Es ist bereits die zweite Verschiebung der größten Zollerhöhung seit den 1930er Jahren, die Trump Anfang April am „Liberation Day“ erst verkündet und kurz darauf großteils wieder ausgesetzt hatte. In dieser Woche schickte er seinen ständigen Drohungen nun Mahnschreiben an die wichtigsten US-Handelspartner hinterher und setzte ihnen wieder einmal eine neue Deadline. Das Weiße Haus behandelt den Rest der Welt inzwischen wie ein Inkassounternehmen, das ohne nachvollziehbare Grundlage nach Belieben Außenstände eintreibt. Kein Wunder, dass sich die Zahlungsbereitschaft in Grenzen hält.

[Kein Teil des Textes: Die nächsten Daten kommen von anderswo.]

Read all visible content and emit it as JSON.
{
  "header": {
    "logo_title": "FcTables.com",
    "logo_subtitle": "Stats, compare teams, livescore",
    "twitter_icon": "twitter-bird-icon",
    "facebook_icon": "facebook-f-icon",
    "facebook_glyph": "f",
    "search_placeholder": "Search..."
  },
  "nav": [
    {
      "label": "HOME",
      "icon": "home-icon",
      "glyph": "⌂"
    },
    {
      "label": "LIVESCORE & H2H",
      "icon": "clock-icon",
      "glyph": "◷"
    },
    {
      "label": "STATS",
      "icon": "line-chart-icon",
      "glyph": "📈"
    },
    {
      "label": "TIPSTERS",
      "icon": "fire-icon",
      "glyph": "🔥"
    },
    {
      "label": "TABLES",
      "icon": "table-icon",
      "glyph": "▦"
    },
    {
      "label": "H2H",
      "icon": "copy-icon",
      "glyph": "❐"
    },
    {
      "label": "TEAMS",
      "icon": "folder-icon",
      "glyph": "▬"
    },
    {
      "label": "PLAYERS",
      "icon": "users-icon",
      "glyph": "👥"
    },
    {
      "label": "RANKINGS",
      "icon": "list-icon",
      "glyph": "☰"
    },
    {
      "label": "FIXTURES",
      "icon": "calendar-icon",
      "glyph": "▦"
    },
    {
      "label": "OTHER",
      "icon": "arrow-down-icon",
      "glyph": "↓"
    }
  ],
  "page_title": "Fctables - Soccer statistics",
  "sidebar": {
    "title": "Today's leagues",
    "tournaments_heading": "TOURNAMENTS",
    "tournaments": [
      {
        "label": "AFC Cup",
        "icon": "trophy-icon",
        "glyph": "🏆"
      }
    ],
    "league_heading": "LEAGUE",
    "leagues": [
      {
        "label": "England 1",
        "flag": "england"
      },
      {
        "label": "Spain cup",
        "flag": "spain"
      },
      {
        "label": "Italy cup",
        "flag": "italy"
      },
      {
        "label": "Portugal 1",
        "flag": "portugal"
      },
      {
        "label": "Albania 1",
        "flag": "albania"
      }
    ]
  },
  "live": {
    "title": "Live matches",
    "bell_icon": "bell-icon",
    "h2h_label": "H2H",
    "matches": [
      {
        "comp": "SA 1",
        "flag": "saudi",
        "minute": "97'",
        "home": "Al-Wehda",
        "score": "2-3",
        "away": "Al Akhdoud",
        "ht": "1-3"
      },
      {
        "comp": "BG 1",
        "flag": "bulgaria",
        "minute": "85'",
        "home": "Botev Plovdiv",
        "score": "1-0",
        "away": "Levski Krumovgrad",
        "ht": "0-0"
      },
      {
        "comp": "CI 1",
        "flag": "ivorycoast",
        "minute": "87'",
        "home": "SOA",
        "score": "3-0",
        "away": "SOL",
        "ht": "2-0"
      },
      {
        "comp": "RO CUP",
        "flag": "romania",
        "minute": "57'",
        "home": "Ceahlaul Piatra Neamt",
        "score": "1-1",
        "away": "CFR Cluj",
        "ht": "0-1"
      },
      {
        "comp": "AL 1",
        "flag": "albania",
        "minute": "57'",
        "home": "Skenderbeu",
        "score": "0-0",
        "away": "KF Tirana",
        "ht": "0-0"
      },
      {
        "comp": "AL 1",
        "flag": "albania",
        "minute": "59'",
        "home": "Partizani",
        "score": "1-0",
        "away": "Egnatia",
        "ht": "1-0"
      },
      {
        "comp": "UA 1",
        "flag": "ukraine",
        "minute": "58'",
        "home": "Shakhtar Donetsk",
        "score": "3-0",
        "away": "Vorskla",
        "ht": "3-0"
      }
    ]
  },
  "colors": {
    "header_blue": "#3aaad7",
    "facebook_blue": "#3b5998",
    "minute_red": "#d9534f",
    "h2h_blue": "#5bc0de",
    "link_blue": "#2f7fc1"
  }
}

„90 Deals in 90 Tagen“ hatte Trumps oberster Handelskrieger Peter Navarro nach den historischen Strafzöllen im April versprochen. Angeblich stehen dutzende Länder Schlange, um bahnbrechende Abschlüsse mit Trump zu machen. „Mein Postfach war letzte Nacht voll mit jeder Menge neuer Angebote, einer Reihe neuer Vorschläge. Es werden ein paar geschäftige Tage,“ behauptete US-Finanzminister Scott Bessent noch vor wenigen Tagen im US-Fernsehen, als Trump seine Mahnbriefe zu verschicken begann. Doch zu sehen ist davon nichts. Trumps ursprüngliche Frist ist längst um. Und sein Ziel hat er bisher nicht annähernd erreicht.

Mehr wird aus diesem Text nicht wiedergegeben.